Positionality: What does it mean to allow the subject to perform, in comparison to forcibly posing a subject? Mapplethorpe extends many of Dureau's formal cues, but evacuates the personhood of his Black subjects, who are presented as fleshly shells of bodies. Dureau, on the other hand, is strongly grounded in New Orleans as place, a city which pushes past notions of decency.
 
The Presentations: The opening weekend featured a series of presentations and roundtables which will become a part of the exhibition once they conclude. Curator and art historian Alex Fialho reflected on the work of Glenn Ligon, Robert Mapplethorpe, and the NEA; poet and art historian Mia Kang reflected on the work of Alvin Baltrop; curator and art historian Oluremi C. Onabanjo reflected on the work of Rotimi Fani Kayode, and I reflected on the work of Marlon Riggs in relation to my artistic practice. Roundtables featuring members of the communities depicted in Mapplethorpe's images will be invited to provide deep readings of images from relevant monographs--George Dureau's New Orleans (1985) and Robert Mapplethorpe's The Black Book (1986) -- as well as images of SM and leather in Mapplethorpe's The Perfect Moment. Audio recordings of these presentations will then be installed in the space, and books referenced by the artists and photographers will be placed within the exhibition.
 
The flowers: And then there are the flowers. They are objects, figure, and body. Their beauty is presented in the space, but we must not forget that this proximity comes at the cost of their death. I want us to look at something that is dying gracefully... Placed on pedestals, the flowers become bodies, half-living bodies on view in the space.
 
On the periphery of Mapplethorpe: I'm using Mapplethorpe as a Trojan horse here. It is my opinion that his work is deeply entangled with the movement of social capital within the art world. Body and subculture become capital in these photographic objects. Subculture becomes figured as art world provocation. There's no sense of place here. The bodies are too fine, captured in a deep stasis that cannot be moved.
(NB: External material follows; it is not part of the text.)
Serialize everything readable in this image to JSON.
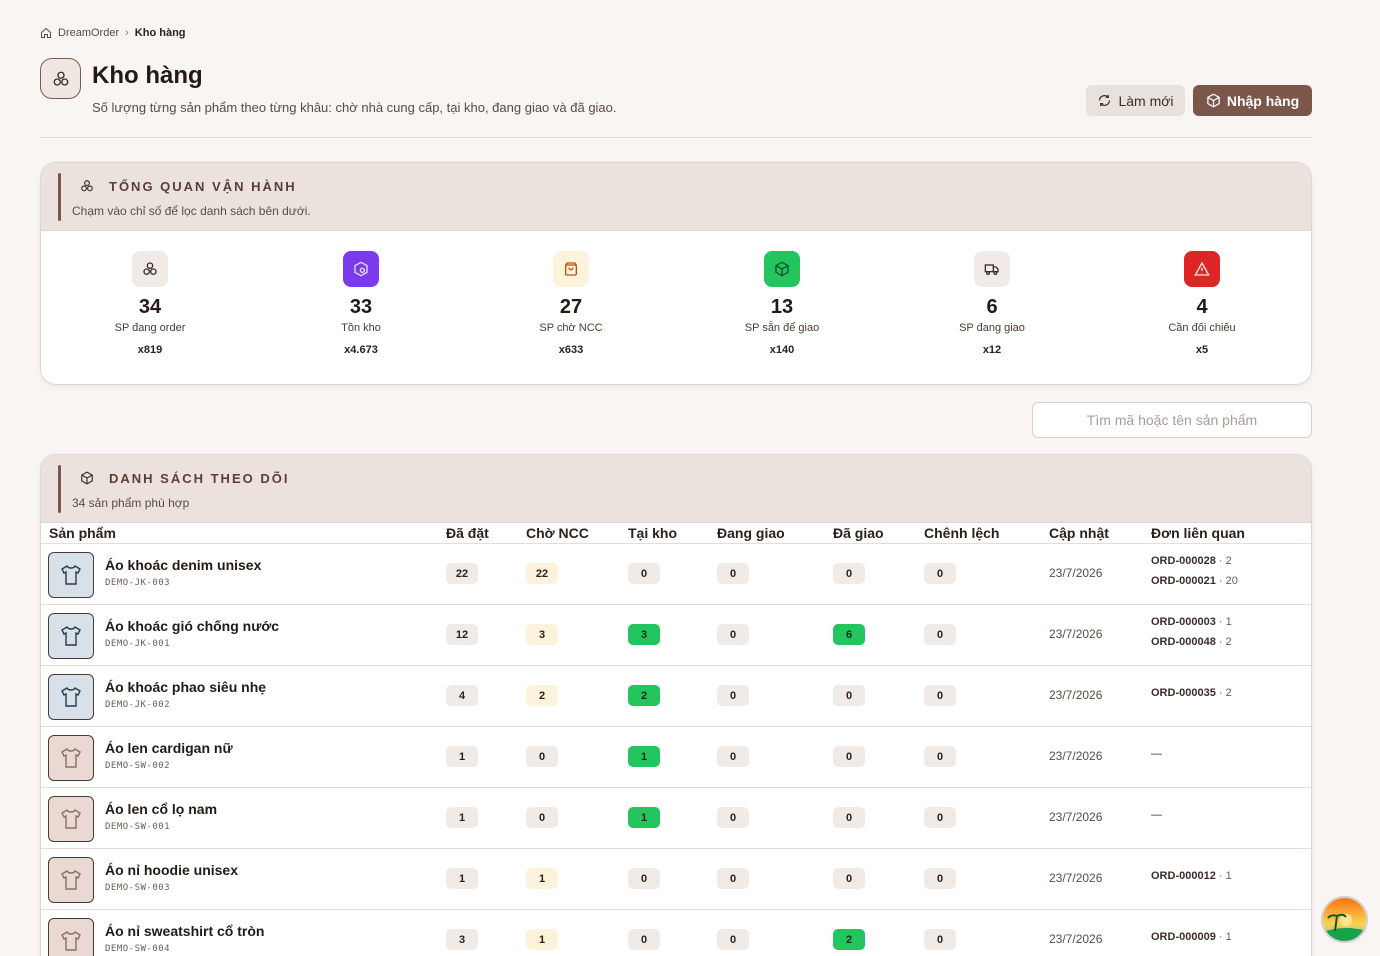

Mapplethorpe's shadows are mostly absent, leaving the foreground to seduce us immediately but not in the long run, leaving the subjects themselves on fragile grounds.There are no shadows here. On the periphery, I am thinking very much about what is to the left and right of this moment. The silhouettes -- the mass -- darkness and Blackness -- I want to take this moment as an opportunity to flesh out the details which emerge from an imagined space.
 
This presentation cannot live solely in this building, in this space. The exhibition is a prompt to work through and come to your own conclusion about these new associations and forms of connection.
 
xTionaNekkiaMcClodden

ABOUT THE CURATOR

Tiona Nekkia McClodden is a visual artist, filmmaker, and curator whose work explores and critiques issues at the intersections of race, gender, sexuality, and social commentary. She is a 2019 Whitney Biennial artist and recently collaborated on the Stonewall 50 Celebration at the Whitney Museum of American Art. McClodden's interdisciplinary approach traverses documentary film, experimental video, sculpture, and sound installations. She has exhibited and screened work at the Institute of Contemporary Art in Philadelphia, Museum of Modern Art, Whitney Museum of American Art, MOCA LA, MCA Chicago, and MOMA PS1, among others. McClodden has been awarded the 2019 Guggenheim Fellowship in Fine Arts, the 2018-19 Keith Haring Fellow in Art and Activism at Bard College, the 2017 Louis Comfort Tiffany Foundation Award, and the 2016 Pew Fellowship in the Arts in Philadelphia. She lives and works in North Philadelphia and is represented by Company Gallery in NYC.